I am solving question $8$ of exercises in section 1.1. of chapter 1 in "Topology without tears". The question reads as follows.
Let $X$ be an infinite set and $\tau$ be a topology on $X$. If every infinite subset of $X$ is in $\tau$, prove that $\tau$ is the discrete topology
My idea was to show that every singleton set is in the topology and thereby the topology is discrete.
Choose an infinite set $A$ from $X$ such that $A^c$ is also infinite. $A$ and $A^c$ belong to $\tau$ since they are infinite sets. Now consider any $x \in X$. Note that $A \cup \{x\}$ and $A^c \cup \{x\}$ belong to $\tau$ since they are infinite sets. Hence, their intersection which is nothing but $\{x\} \in \tau$ for every $x \in X$.

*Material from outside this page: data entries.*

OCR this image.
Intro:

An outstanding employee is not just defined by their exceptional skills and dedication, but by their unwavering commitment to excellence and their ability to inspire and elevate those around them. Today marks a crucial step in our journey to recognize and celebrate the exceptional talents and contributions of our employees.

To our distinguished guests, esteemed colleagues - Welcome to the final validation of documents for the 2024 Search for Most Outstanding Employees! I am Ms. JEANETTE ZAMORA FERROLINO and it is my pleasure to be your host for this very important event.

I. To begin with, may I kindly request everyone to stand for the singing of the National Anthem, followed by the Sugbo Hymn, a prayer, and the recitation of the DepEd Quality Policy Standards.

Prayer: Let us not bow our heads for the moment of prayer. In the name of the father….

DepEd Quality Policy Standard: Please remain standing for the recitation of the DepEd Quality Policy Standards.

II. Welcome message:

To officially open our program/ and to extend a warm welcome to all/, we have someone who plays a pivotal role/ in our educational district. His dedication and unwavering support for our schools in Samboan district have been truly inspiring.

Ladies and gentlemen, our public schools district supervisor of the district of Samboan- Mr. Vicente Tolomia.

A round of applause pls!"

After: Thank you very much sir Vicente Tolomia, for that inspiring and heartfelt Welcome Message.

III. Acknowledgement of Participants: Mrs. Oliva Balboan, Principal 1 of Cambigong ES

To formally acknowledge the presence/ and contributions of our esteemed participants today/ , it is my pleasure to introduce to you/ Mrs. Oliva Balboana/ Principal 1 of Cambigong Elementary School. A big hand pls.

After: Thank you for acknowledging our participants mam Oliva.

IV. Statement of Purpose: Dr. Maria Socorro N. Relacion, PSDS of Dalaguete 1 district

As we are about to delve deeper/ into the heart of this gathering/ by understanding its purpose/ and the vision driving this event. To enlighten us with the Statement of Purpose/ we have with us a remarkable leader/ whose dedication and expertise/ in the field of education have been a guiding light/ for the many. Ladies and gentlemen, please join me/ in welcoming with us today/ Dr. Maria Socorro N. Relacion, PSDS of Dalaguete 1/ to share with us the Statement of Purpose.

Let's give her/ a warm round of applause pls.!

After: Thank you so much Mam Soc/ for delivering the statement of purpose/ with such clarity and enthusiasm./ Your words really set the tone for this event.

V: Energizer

The problem I have is I don't know how to prove the first sentence in the previous paragraph. These are my line of thoughts to prove them.
- If $X$ is a countably infinite set, then I can list the elements are let the odd numbered elements fall into $A$. This guarantees $A$ and $A^c$ are both infinite.
- If $X$ is uncountable, then I can choose a countably infinite subset and call it $A$.
Are the above arguments rigorous? I am not especially happy with my second argument of choosing a countably infinite subset from an uncountable set since I do not give an explicit procedure of constructing the set $A$.
Also, is there any other simpler way of answering the original question?